The reverends alleged that the Diocesan financial statements for the year ended December 2011 indicated “direct and unknown deposits” of M496 984.60 and “unknown payments” of M449 076.88. For the Anglican Training Centre they also queried mysterious deposits of M656 043.74 and unknown payments of M165 331.29.

“The Financial statements for the year ended December 2012 have direct/unknown deposits totaling M1 018 246.86 and unknown payments totaling M839 635.00,” the document reads.

“Concerns were raised at the 17th session of the Diocesan synod but no action was taken to attend to all these concerns. The question about unknown deposits of M1 063 997 and unknown payments of M206 842.00 was not answered.”

They also accused the bishop of receiving numerous petty cash cheques “for which there are no supporting documents”.

“The question arises as to what the bishop does with petty cash amounts of between M5 000 and M10 000 fortnightly,” the reverends queried.

“The bishop has a petrol card which the diocese pays monthly. He, however, has many cheques made out to him as petrol expenses.

“There are staggering amounts paid to the bishop’s wife, which cannot be justified. When going for confirmations, the diocese fills his car with petrol, and the bishop is catered for by the parish he is going to visit.  “However, he gives himself a per diem every time he goes for confirmations.  How it is calculated is a mystery because it fluctuates from M450 to M1 000.”

They accused Bishop Taaso of also giving relatives accompanying him a per diem of M150 per day and paying for his son’s college fees at the church’s expense.

The six priests also noted a “general feeling around the country” that the bishop was an active member of the Lesotho Congress for Democracy.

“Although a person may have particular political leanings, it is not expedient for a bishop to publicly show his preferences,” the dossier reads.
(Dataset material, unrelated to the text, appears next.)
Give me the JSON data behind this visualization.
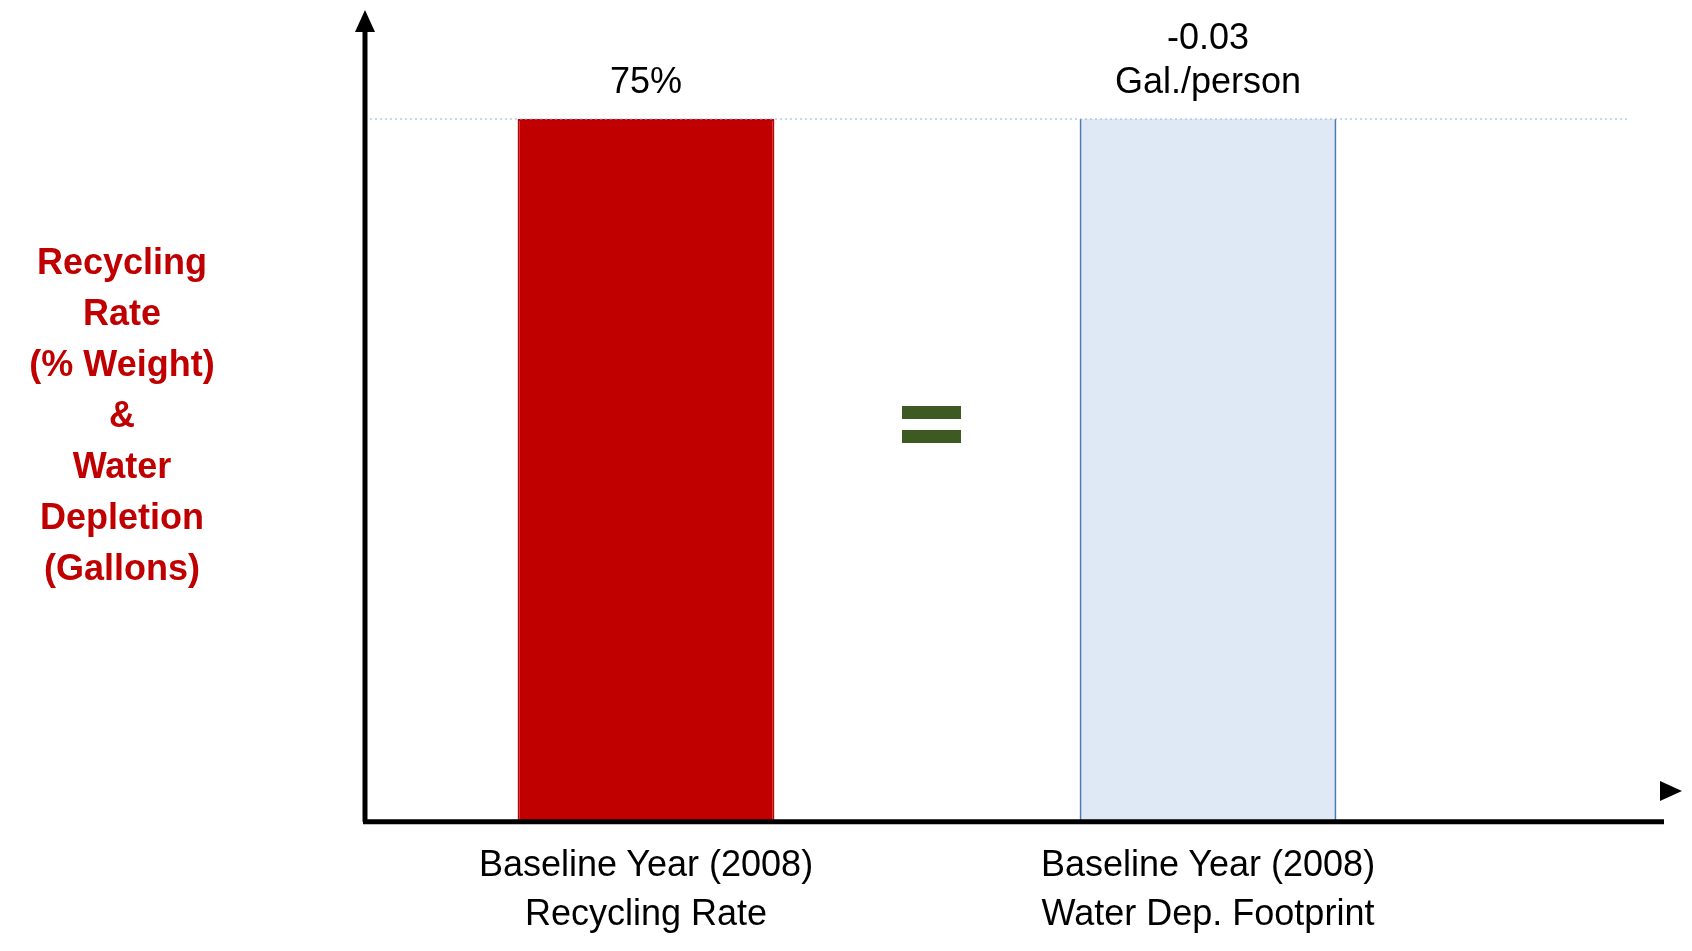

“In April 2015, when the Prime Minister (Pakalitha Mosisili) was sworn-in at Setsoto Stadium, Bishop Taaso delivered a homily in which he ‘thanked God for bringing in this new government, which would restore the country’s dignity, which up until now was non-existent’.”  The reverends argued that the statement did not sit well with most Basotho.

“In fact in the media, and especially the numerous local radio stations, he is no longer referred to as Bishop Taaso, but as the dignity-restoring bishop.”
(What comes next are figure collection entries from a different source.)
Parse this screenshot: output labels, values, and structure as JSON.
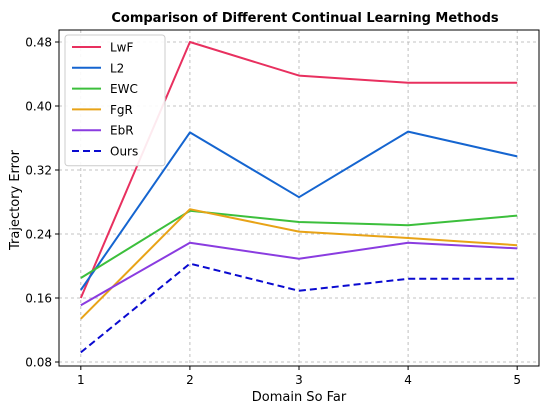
{
  "chart_data": {
    "type": "line",
    "title": "Comparison of Different Continual Learning Methods",
    "xlabel": "Domain So Far",
    "ylabel": "Trajectory Error",
    "x": [
      1,
      2,
      3,
      4,
      5
    ],
    "xlim": [
      0.8,
      5.2
    ],
    "ylim": [
      0.075,
      0.495
    ],
    "xticks": [
      "1",
      "2",
      "3",
      "4",
      "5"
    ],
    "yticks": [
      "0.08",
      "0.16",
      "0.24",
      "0.32",
      "0.40",
      "0.48"
    ],
    "ytick_values": [
      0.08,
      0.16,
      0.24,
      0.32,
      0.4,
      0.48
    ],
    "grid": true,
    "legend_position": "top-left",
    "series": [
      {
        "name": "LwF",
        "color": "#e8305f",
        "dash": "solid",
        "values": [
          0.16,
          0.48,
          0.438,
          0.429,
          0.429
        ]
      },
      {
        "name": "L2",
        "color": "#1565d0",
        "dash": "solid",
        "values": [
          0.17,
          0.367,
          0.286,
          0.368,
          0.337
        ]
      },
      {
        "name": "EWC",
        "color": "#3cbf3c",
        "dash": "solid",
        "values": [
          0.185,
          0.269,
          0.255,
          0.251,
          0.263
        ]
      },
      {
        "name": "FgR",
        "color": "#e8a317",
        "dash": "solid",
        "values": [
          0.134,
          0.271,
          0.243,
          0.235,
          0.226
        ]
      },
      {
        "name": "EbR",
        "color": "#8a3ce0",
        "dash": "solid",
        "values": [
          0.151,
          0.229,
          0.209,
          0.229,
          0.222
        ]
      },
      {
        "name": "Ours",
        "color": "#0a0ad0",
        "dash": "dashed",
        "values": [
          0.092,
          0.203,
          0.169,
          0.184,
          0.184
        ]
      }
    ]
  }
}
They also accused Bishop Taaso of harassing other priests by withholding and cutting their stipends at his whim as well as threatening to physically assault his perceived enemies.
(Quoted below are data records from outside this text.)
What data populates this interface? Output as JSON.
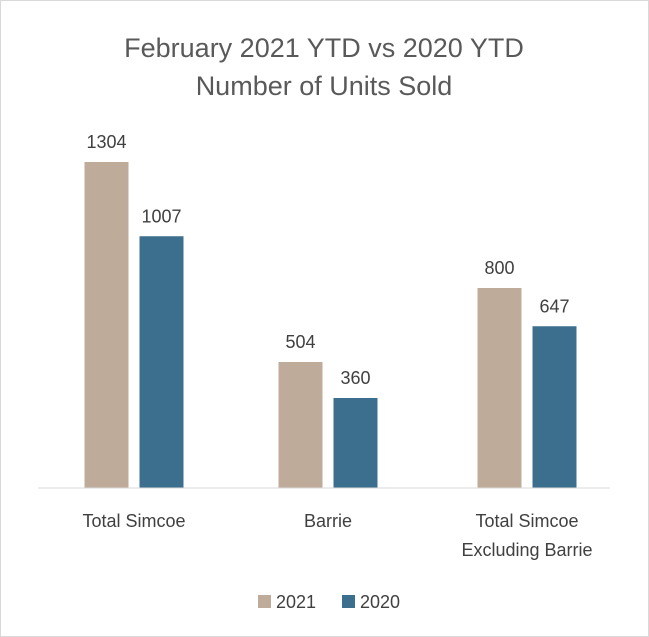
{
  "chart_data": {
    "type": "bar",
    "title": [
      "February 2021 YTD vs 2020 YTD",
      "Number of Units Sold"
    ],
    "categories": [
      [
        "Total Simcoe"
      ],
      [
        "Barrie"
      ],
      [
        "Total Simcoe",
        "Excluding Barrie"
      ]
    ],
    "series": [
      {
        "name": "2021",
        "values": [
          1304,
          504,
          800
        ],
        "color": "#bfab9a"
      },
      {
        "name": "2020",
        "values": [
          1007,
          360,
          647
        ],
        "color": "#3c6e8d"
      }
    ],
    "ylim": [
      0,
      1304
    ],
    "grid": false,
    "legend": "bottom",
    "data_labels": true
  }
}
However, contacted for comment yesterday, Bishop Taaso dismissed the allegations saying they were “malicious lies”.

“I’m so disappointed by such conduct. All these allegations are lies by people who have failed to perform their duties as reverends,” said Bishop Taaso.

The bishop said the reverends had cases to answer for and failed to attend their disciplinary hearings “yet they continue to bring the church into disrepute and defaming my character”.

“Reverand Moriana was called for a tribunal he knew very well about but he refused to attend, while Reverend Mangalo has been suspended for stealing M31 000 from the church yet he refuses to change his ways,” Bishop Taaso said.

“I should also mention that Reverend Khaketla recently went to the extent of beating up our office administrator. He failed to go to a disciplinary hearing but all he is busy doing is referring issues in an unprocedural manner to the archbishop in Cape Town.

“The archbishop told him to go to the tribunal, but he has now resorted to insulting the very same archbishop whom they now seek to intervene in their allegations. They go to him to seek help when it suits them, and they insult him whenever it suits their interests.

“All the allegations they made about monies whose sources are unknown are lies. All we did was to close many of the church’s bank accounts and left only four operational and that is where the money came from. I should also mention that Reverend Palo also insulted senior reverends,” said Bishop Taaso.

On allegations of being a political activist, he said: “All I did was to tell Prime Minister Mosisili that he needs to rectify his old mistakes now that he has been given a second chance to lead the country.

“But it’s so shocking that they are politicizing issues and trying to push some hidden agendas of their own.”